Note: The text in red ink below should be replaced by your coursework group number.
Table 1. Files to be included in submission
File name |
Format |
Example |
Content |
COMP6030_CW_ Gxx.zip |
Zip file |
COMP6030_CW_G01.zip |
The zip file should contain all the files of the coursework submission, where Gxx is your coursework group number. |
Cover_Gxx.pdf |
|
Cover_G01.pdf |
The standard group coursework cover page. |
TeamPart_Gxx.pdf |
|
TeamPart_G01.pdf |
It should contain the work of Task 2(a), i.e. the architectural design of the whole system, including the UML component model and the textual documentation of the design. |
Member_Gxx_StdNum1.pdf |
|
Member_G01_1900001.pdf |
The work of student 1900001, including one UML use case diagram, one UML activity diagram, one architectural design of the subsystem in UML component diagram, one UML class diagram for one component of the subsystem, one UML sequence diagram for the same component of the subsystem, one unit test plan, and one system test plan. |
Member_Gxx_StdNum2.pdf |
|
Member_G01_1900002.pdf |
The work of student 1900002; See above. |
Member_Gxx_StdNum3.pdf |
|
Member_G01_1900003.pdf |
The work of student 1900003; See above. |
Member_Gxx_StdNum4.pdf |
|
Member_G01_1900004.pdf |
The work of student 1900004; See above. |
● Your files must be formatted as follows:
❑ It must be word-processed in 11-point Arial font and single-spaced
❑ All pages must be numbered
❑ Margins must be 1 inch on top, bottom, and both left and right sides of the paper
❑ All pages must in A4 size
❑ Student numbers must be entered on the cover page and state which subsystem is developed by which student.
❑ The files should not contain your name(s).
Please note that you are required to cite the work of others used in your solution and include a list of references using the university recommended referencing style.

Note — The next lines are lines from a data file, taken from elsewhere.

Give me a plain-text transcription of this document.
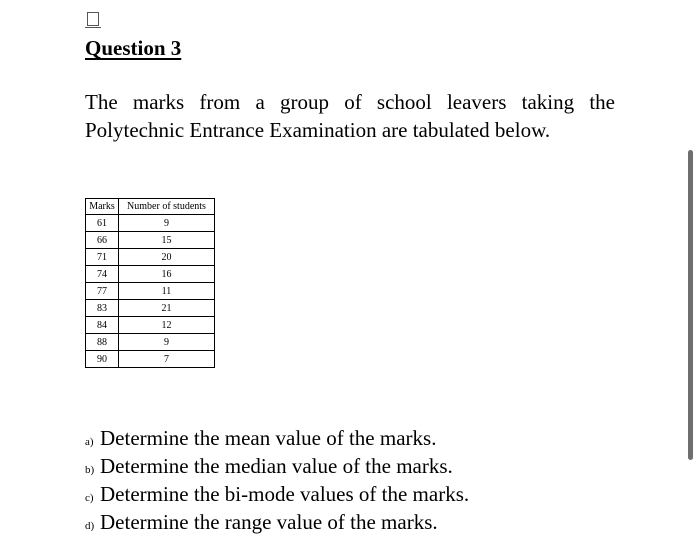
Question 3
The marks from a group of school leavers taking the Polytechnic Entrance Examination are tabulated below.
Marks	Number of students
61	9
66	15
71	20
74	16
77	11
83	21
84	12
88	9
90	7
a) Determine the mean value of the marks.
b) Determine the median value of the marks.
c) Determine the bi-mode values of the marks.
d) Determine the range value of the marks.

Please refer to university’s regulation on academic conduct and plagiarism. If you have used AI empowered tools, you must declare how you have used it in the coursework.
4.3 Where to submit
You must upload one zip file containing all components to the module's Moodle website.
The original editable files must be uploaded to GitHub with all the history of updating the artefacts.
4.4 Feedback on your coursework
● The formal summative feedback on your coursework will be provided within 2 weeks after your submission of the coursework.
● Informal verbal feedback can be obtained from the lecturer during the delivery of the module during practical classes. The students are encouraged to show their work to the lecturer and seek comments and advice.